“What gets measured gets done.” It’s an expression often cited by global health advocates, notes World Health Organization official Erin Kenney. And she says it’s the reason she’s so encouraged by WHO’s unveiling this week of a sweeping new database highlighting health inequalities that need addressing.
Billed as the world’s most comprehensive collection of statistics on the topic, the Health Inequality Data Repository allows users to compare how people of differing incomes, ages, genders and rural-versus-urban settings compare on more than 2,000 measures of health, ranging from access to key health services to child mortality rates – and even upload and analyze their own data.
“It’s critical for us to look at various dimensions of inequality … to truly understand who’s being left behind in different contexts,” said Kenney, acting director of WHO’s Department of Gender, Diversity Equity and Human Rights.
She was speaking at a press conference to demonstrate how the new database works. Here are three takeaways from that event.
There’s a gaping need for more data on health inequality.
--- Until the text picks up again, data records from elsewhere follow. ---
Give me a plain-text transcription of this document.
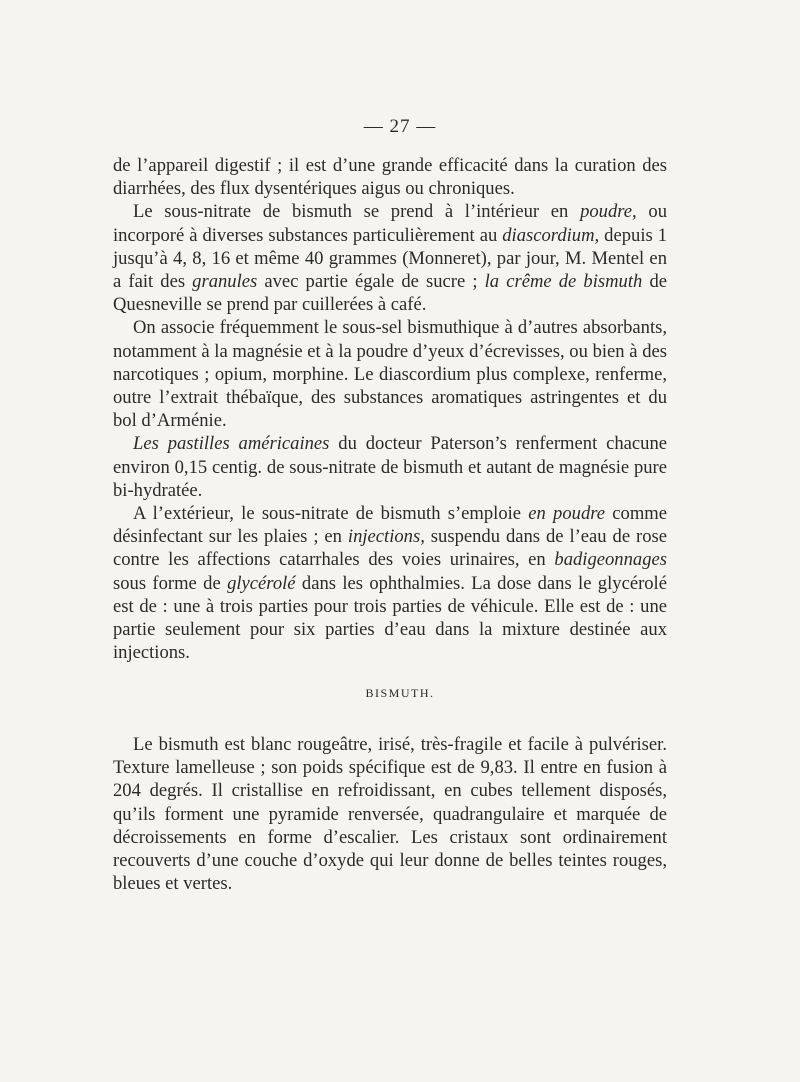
— 27 —

de l’appareil digestif ; il est d’une grande efficacité dans la curation des diarrhées, des flux dysentériques aigus ou chroniques.

Le sous-nitrate de bismuth se prend à l’intérieur en poudre, ou incorporé à diverses substances particulièrement au diascordium, depuis 1 jusqu’à 4, 8, 16 et même 40 grammes (Monneret), par jour, M. Mentel en a fait des granules avec partie égale de sucre ; la crême de bismuth de Quesneville se prend par cuillerées à café.

On associe fréquemment le sous-sel bismuthique à d’autres absorbants, notamment à la magnésie et à la poudre d’yeux d’écrevisses, ou bien à des narcotiques ; opium, morphine. Le diascordium plus complexe, renferme, outre l’extrait thébaïque, des substances aromatiques astringentes et du bol d’Arménie.

Les pastilles américaines du docteur Paterson’s renferment chacune environ 0,15 centig. de sous-nitrate de bismuth et autant de magnésie pure bi-hydratée.

A l’extérieur, le sous-nitrate de bismuth s’emploie en poudre comme désinfectant sur les plaies ; en injections, suspendu dans de l’eau de rose contre les affections catarrhales des voies urinaires, en badigeonnages sous forme de glycérolé dans les ophthalmies. La dose dans le glycérolé est de : une à trois parties pour trois parties de véhicule. Elle est de : une partie seulement pour six parties d’eau dans la mixture destinée aux injections.

BISMUTH.

Le bismuth est blanc rougeâtre, irisé, très-fragile et facile à pulvériser. Texture lamelleuse ; son poids spécifique est de 9,83. Il entre en fusion à 204 degrés. Il cristallise en refroidissant, en cubes tellement disposés, qu’ils forment une pyramide renversée, quadrangulaire et marquée de décroissements en forme d’escalier. Les cristaux sont ordinairement recouverts d’une couche d’oxyde qui leur donne de belles teintes rouges, bleues et vertes.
The new WHO database is unquestionably extensive, featuring 11 million data points pulled from 15 global statistics sources. Yet health officials at the press conference mainly stressed how much information was still missing from it.
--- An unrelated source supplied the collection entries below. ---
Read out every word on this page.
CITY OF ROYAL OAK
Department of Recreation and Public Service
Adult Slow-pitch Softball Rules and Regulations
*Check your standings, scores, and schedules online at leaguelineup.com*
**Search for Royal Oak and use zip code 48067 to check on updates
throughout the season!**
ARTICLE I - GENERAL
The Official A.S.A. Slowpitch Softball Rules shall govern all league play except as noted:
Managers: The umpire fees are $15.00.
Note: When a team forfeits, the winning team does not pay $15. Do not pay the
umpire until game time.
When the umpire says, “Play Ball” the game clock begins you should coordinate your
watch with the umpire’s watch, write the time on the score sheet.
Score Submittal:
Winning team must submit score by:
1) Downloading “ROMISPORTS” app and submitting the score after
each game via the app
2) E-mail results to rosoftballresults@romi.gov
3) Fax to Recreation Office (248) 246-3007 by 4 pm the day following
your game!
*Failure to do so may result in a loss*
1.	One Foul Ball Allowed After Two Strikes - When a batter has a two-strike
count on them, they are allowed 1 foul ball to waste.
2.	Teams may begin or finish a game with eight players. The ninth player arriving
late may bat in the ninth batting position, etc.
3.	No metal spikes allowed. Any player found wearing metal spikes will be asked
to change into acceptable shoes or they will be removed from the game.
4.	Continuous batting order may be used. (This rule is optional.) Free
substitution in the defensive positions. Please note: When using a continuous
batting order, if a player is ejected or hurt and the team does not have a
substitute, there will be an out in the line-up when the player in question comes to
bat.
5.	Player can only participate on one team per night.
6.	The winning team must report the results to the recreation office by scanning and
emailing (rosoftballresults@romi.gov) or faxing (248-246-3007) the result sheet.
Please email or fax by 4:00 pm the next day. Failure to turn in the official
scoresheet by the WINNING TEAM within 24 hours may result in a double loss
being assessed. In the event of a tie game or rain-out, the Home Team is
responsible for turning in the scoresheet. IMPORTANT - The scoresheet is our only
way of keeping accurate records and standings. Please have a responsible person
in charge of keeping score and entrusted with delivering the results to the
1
This is partly due to gaps in the collection of health statistics more generally. “Nine out of 10 deaths in Africa are not reported,” noted Samira Asma, WHO’s assistant director general in charge of data analytics. “Imagine the huge missed opportunities to bridge inequality gaps.”
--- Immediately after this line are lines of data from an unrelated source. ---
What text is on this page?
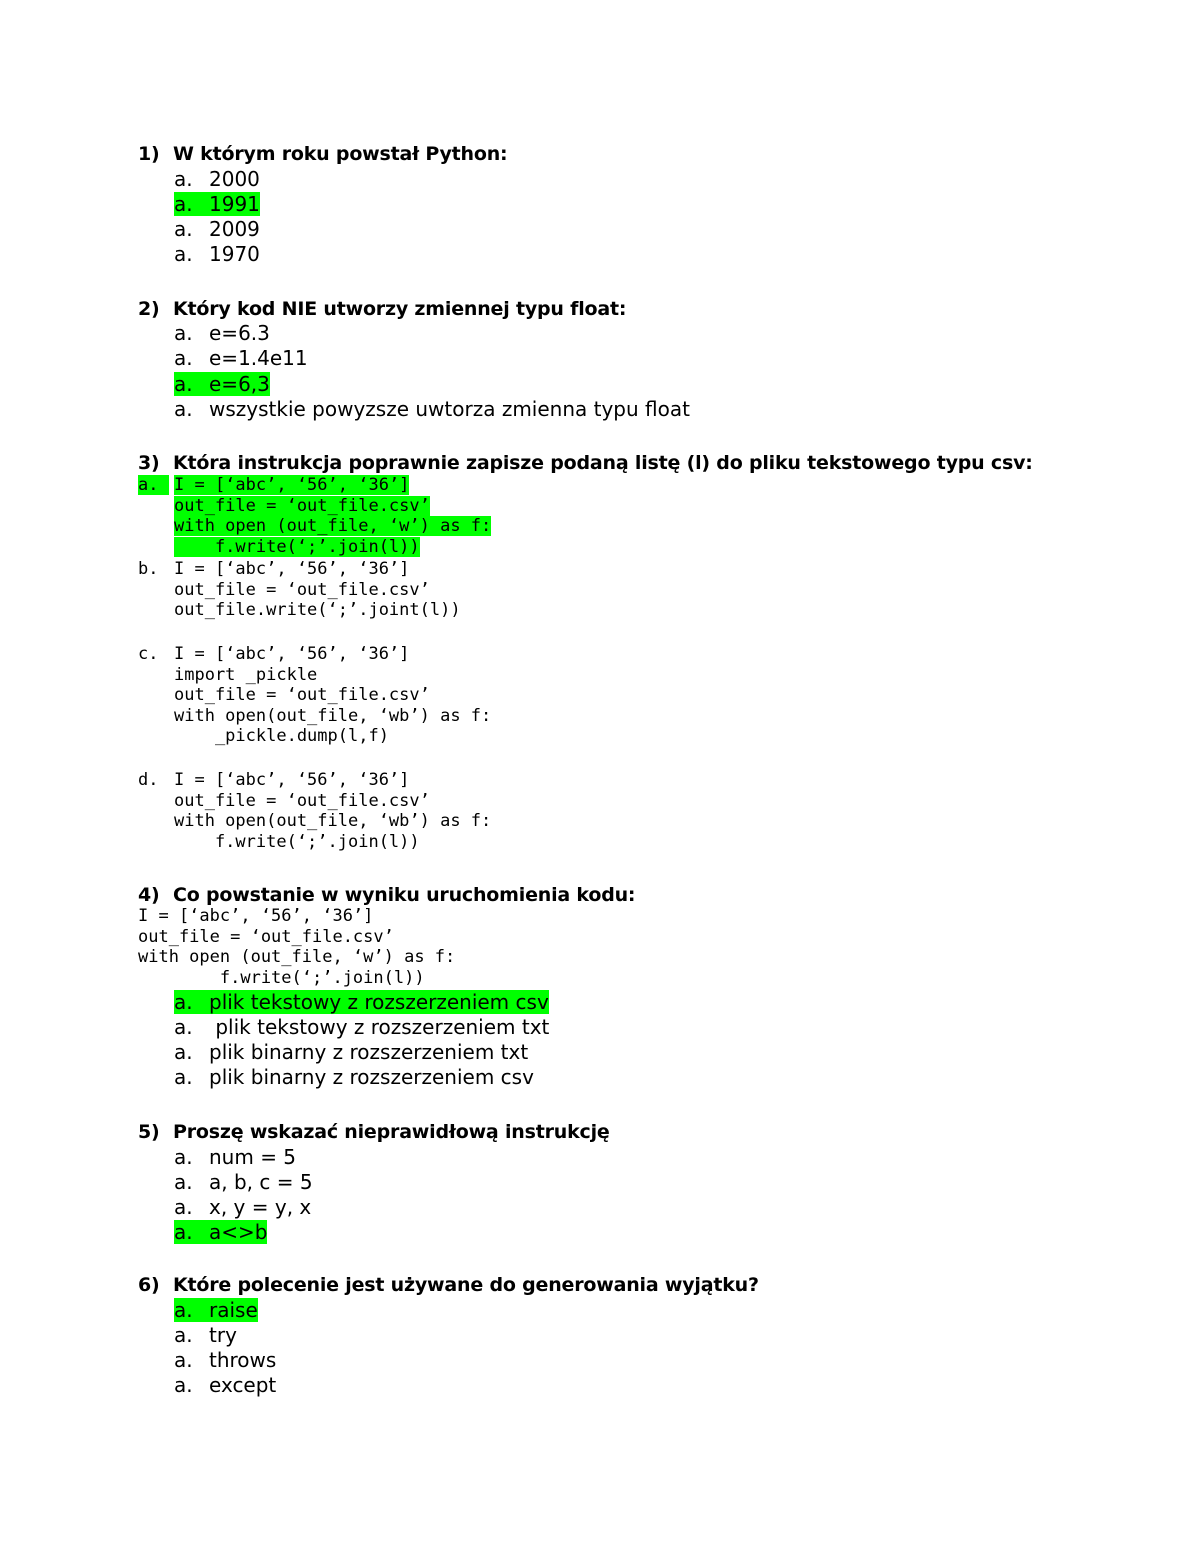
1) W którym roku powstał Python:
a. 2000
a. 1991
a. 2009
a. 1970
2) Który kod NIE utworzy zmiennej typu float:
a. e=6.3
a. e=1.4e11
a. e=6,3
a. wszystkie powyzsze uwtorza zmienna typu float
3) Która instrukcja poprawnie zapisze podaną listę (l) do pliku tekstowego typu csv:
a. I = [‘abc’, ‘56’, ‘36’]
out_file = ‘out_file.csv’
with open (out_file, ‘w’) as f:
f.write(‘;’.join(l))
b. I = [‘abc’, ‘56’, ‘36’]
out_file = ‘out_file.csv’
out_file.write(‘;’.joint(l))
c. I = [‘abc’, ‘56’, ‘36’]
import _pickle
out_file = ‘out_file.csv’
with open(out_file, ‘wb’) as f:
_pickle.dump(l,f)
d. I = [‘abc’, ‘56’, ‘36’]
out_file = ‘out_file.csv’
with open(out_file, ‘wb’) as f:
f.write(‘;’.join(l))
4) Co powstanie w wyniku uruchomienia kodu:
I = [‘abc’, ‘56’, ‘36’]
out_file = ‘out_file.csv’
with open (out_file, ‘w’) as f:
f.write(‘;’.join(l))
a. plik tekstowy z rozszerzeniem csv
a. plik tekstowy z rozszerzeniem txt
a. plik binarny z rozszerzeniem txt
a. plik binarny z rozszerzeniem csv
5) Proszę wskazać nieprawidłową instrukcję
a. num = 5
a. a, b, c = 5
a. x, y = y, x
a. a<>b
6) Które polecenie jest używane do generowania wyjątku?
a. raise
a. try
a. throws
a. except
Data collectors are especially likely to miss people who belong to vulnerable groups, said Francesca Perucci, assistant director of the United Nations’ Statistical Division. “For example,” she said, “a survey of national statistical offices found that 39% could not adequately collect data on migrants, 27% had difficulties collecting data on older persons and 27% had challenges with data on persons with disabilities.”
When health statistics are available, they are often still not broken out by all the relevant sub-categories. That’s a problem because statistics that average out measures of well-being can paint a misleading picture – hiding pockets of extreme suffering.